01. Benda Aneh

2.7K 195 17
                                    

Trio Trouble Maker yang suntuk memutuskan untuk jalan-jalan bertujuan mencari hal yang menyenangkan, lebih tepatnya mencari mangsa kejahilan mereka. Hingga tanpa sadar sampai di pantai yang cukup sepi karena siang yang terik.

Yang tertua tersenyum miring, begitu pula ide yang muncul dalam kepalanya. Jauh lebih miring dari senyumnya!

"Gaes, gaes, gue ada cerita!" Sikapnya sudah pro seperti ibu-ibu komplek tukang gosip.

"Apa apa apa?" seru semangat si kang ayam.

"Wihh, cerita hot kah?" Ini lagi bendul ijo sama sablengnya.

"Heh! Belajar darimane lu?"

"Ya kan elu yang ngajarin, Muson!"

"Kagak, ye! Gue kagak ada ngajar aneh-aneh ke kalian!"

"Tapi Kak Upan yang selalu ngajarin bikin ulah." Skakmat dari si polos yang diragukan kepolosannya.

Taufan memberengut masam, dia seperti ditohok dengan pernyataan bahwa dia telah memberi ajaran sesat pada dua adik kurang ajarnya.

"Udahlah lupain." Moodnya memburuk sekarang. "Nah, lanjut. Katanya, beberapa hari lalu ada yang nemuin mermaid di semak-semak lhooo."

Entah punya keistimewaan atau memang sudah mental yang meragukan, moodnya kembali baik dalam sekejap.

"Ah, yang bener lu? Masa nemu mermaid di semak-semak, lu kira kayak nemu pohon kelapa yang ternyata kepala orang?" Blaze geleng-geleng tidak percaya. "Adoy!"

Puas sekali rasanya Taufan memukul kepala adik kompornya itu. "Gausah nakut-nakutin ege!"

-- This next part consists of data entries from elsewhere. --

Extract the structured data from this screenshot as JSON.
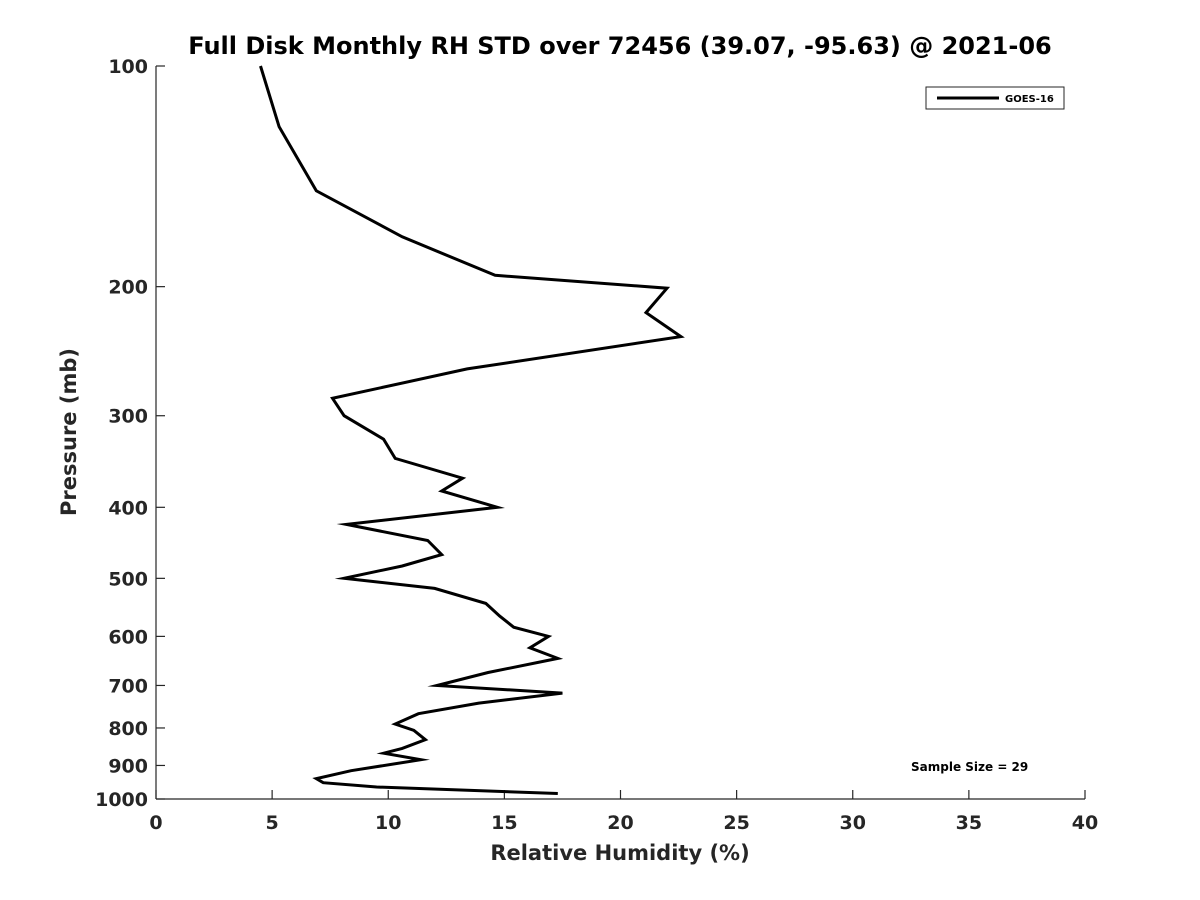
{
  "chart_data": {
    "type": "line",
    "title": "Full Disk Monthly RH STD over 72456 (39.07, -95.63) @ 2021-06",
    "xlabel": "Relative Humidity (%)",
    "ylabel": "Pressure (mb)",
    "xlim": [
      0,
      40
    ],
    "ylim": [
      100,
      1000
    ],
    "y_scale": "log",
    "y_reversed": true,
    "x_ticks": [
      0,
      5,
      10,
      15,
      20,
      25,
      30,
      35,
      40
    ],
    "y_ticks": [
      100,
      200,
      300,
      400,
      500,
      600,
      700,
      800,
      900,
      1000
    ],
    "grid": false,
    "legend": {
      "position": "top-right",
      "entries": [
        "GOES-16"
      ]
    },
    "annotation": "Sample Size = 29",
    "series": [
      {
        "name": "GOES-16",
        "color": "#000000",
        "points": [
          [
            4.5,
            100
          ],
          [
            5.3,
            121
          ],
          [
            6.9,
            148
          ],
          [
            10.6,
            171
          ],
          [
            14.6,
            193
          ],
          [
            22.0,
            201
          ],
          [
            21.1,
            217
          ],
          [
            22.6,
            234
          ],
          [
            13.4,
            259
          ],
          [
            7.6,
            284
          ],
          [
            8.1,
            300
          ],
          [
            9.8,
            323
          ],
          [
            10.3,
            343
          ],
          [
            13.2,
            365
          ],
          [
            12.3,
            380
          ],
          [
            14.7,
            400
          ],
          [
            8.2,
            422
          ],
          [
            11.7,
            444
          ],
          [
            12.3,
            464
          ],
          [
            10.6,
            481
          ],
          [
            8.1,
            500
          ],
          [
            12.0,
            516
          ],
          [
            14.2,
            541
          ],
          [
            14.8,
            563
          ],
          [
            15.4,
            583
          ],
          [
            16.9,
            600
          ],
          [
            16.1,
            622
          ],
          [
            17.3,
            643
          ],
          [
            14.3,
            672
          ],
          [
            12.1,
            700
          ],
          [
            17.5,
            717
          ],
          [
            13.9,
            740
          ],
          [
            11.3,
            765
          ],
          [
            10.3,
            790
          ],
          [
            11.1,
            806
          ],
          [
            11.6,
            830
          ],
          [
            10.6,
            853
          ],
          [
            9.8,
            866
          ],
          [
            11.4,
            884
          ],
          [
            8.4,
            915
          ],
          [
            6.9,
            938
          ],
          [
            7.2,
            950
          ],
          [
            9.5,
            963
          ],
          [
            17.3,
            983
          ]
        ]
      }
    ]
  }
}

"Ihh, tapi Thorn juga dikit-dikit denger rumornya sihh. Tapi masa iya ada mermaid?"

"Nahh, kan!" Si biru angin langsung semangat dan merangkul adik hijaunya. "Gue bilang juga apa! Nah, katanya pas waktu nemuin mermaid itu langit gelap banget. Tapi anehnya cuma di atas semak-semak itu doang langitnya gelap, di yang lain cerah kayak biasa. Makanya mereka nyamperin dan ngintip itu semak-semak. Dann, bwah! Ada mermaid!"

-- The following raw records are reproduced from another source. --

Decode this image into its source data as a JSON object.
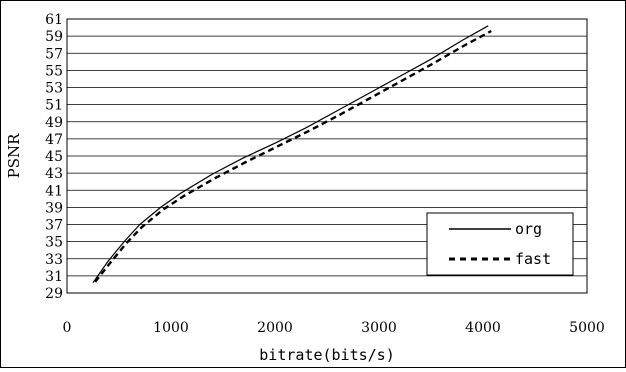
{
  "chart_data": {
    "type": "line",
    "title": "",
    "xlabel": "bitrate(bits/s)",
    "ylabel": "PSNR",
    "xlim": [
      0,
      5000
    ],
    "ylim": [
      29,
      61
    ],
    "x_ticks": [
      0,
      1000,
      2000,
      3000,
      4000,
      5000
    ],
    "x_tick_labels": [
      "0",
      "1000",
      "2000",
      "3000",
      "4000",
      "5000"
    ],
    "y_ticks": [
      29,
      31,
      33,
      35,
      37,
      39,
      41,
      43,
      45,
      47,
      49,
      51,
      53,
      55,
      57,
      59,
      61
    ],
    "y_tick_labels": [
      "29",
      "31",
      "33",
      "35",
      "37",
      "39",
      "41",
      "43",
      "45",
      "47",
      "49",
      "51",
      "53",
      "55",
      "57",
      "59",
      "61"
    ],
    "grid": "horizontal",
    "legend": "bottom-right",
    "series": [
      {
        "name": "org",
        "style": "solid",
        "color": "#000000",
        "x": [
          250,
          400,
          550,
          700,
          900,
          1100,
          1400,
          1700,
          2000,
          2300,
          2600,
          2900,
          3200,
          3500,
          3800,
          4050
        ],
        "y": [
          30.2,
          32.8,
          35.0,
          37.0,
          39.0,
          40.7,
          42.9,
          44.8,
          46.5,
          48.3,
          50.3,
          52.3,
          54.3,
          56.3,
          58.5,
          60.2
        ]
      },
      {
        "name": "fast",
        "style": "dashed",
        "color": "#000000",
        "x": [
          270,
          420,
          570,
          720,
          920,
          1120,
          1420,
          1720,
          2020,
          2320,
          2620,
          2920,
          3220,
          3520,
          3820,
          4080
        ],
        "y": [
          30.3,
          32.6,
          34.8,
          36.7,
          38.7,
          40.3,
          42.4,
          44.3,
          46.1,
          47.9,
          49.8,
          51.8,
          53.8,
          55.8,
          57.9,
          59.6
        ]
      }
    ]
  }
}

Blaze mengernyit tidak percaya, tangannya bersedekap menambah kesan kontranya. "Selama nggak ada bukti gue nggak percaya!"

Senyum Taufan mengembang, bak menemukan lokasi harta Karun. "Kita kan di pantai nih, tempat rumor itu berasal. Nah, jadi gimana kalau ...." Alis si biru naik turun.

Blaze dan Thorn memasang pose berpikir, entah benar-benar berpikir atau hanya formalitas agar tidak terlihat bodoh.

"Gas aja gue mah."

"Hmm, Thorn juga penasaran. Kuy lah!"

"Sip! Ayo kita-"

Mereka bertiga terdiam, langit yang semula cerah terik berubah gelap. Yang aneh, hanya langit tepat di atas semak-semak saja lah yang gelap. Yang lain tampak normal seperti tadi. Persis seperti rumor yang diceritakan Taufan.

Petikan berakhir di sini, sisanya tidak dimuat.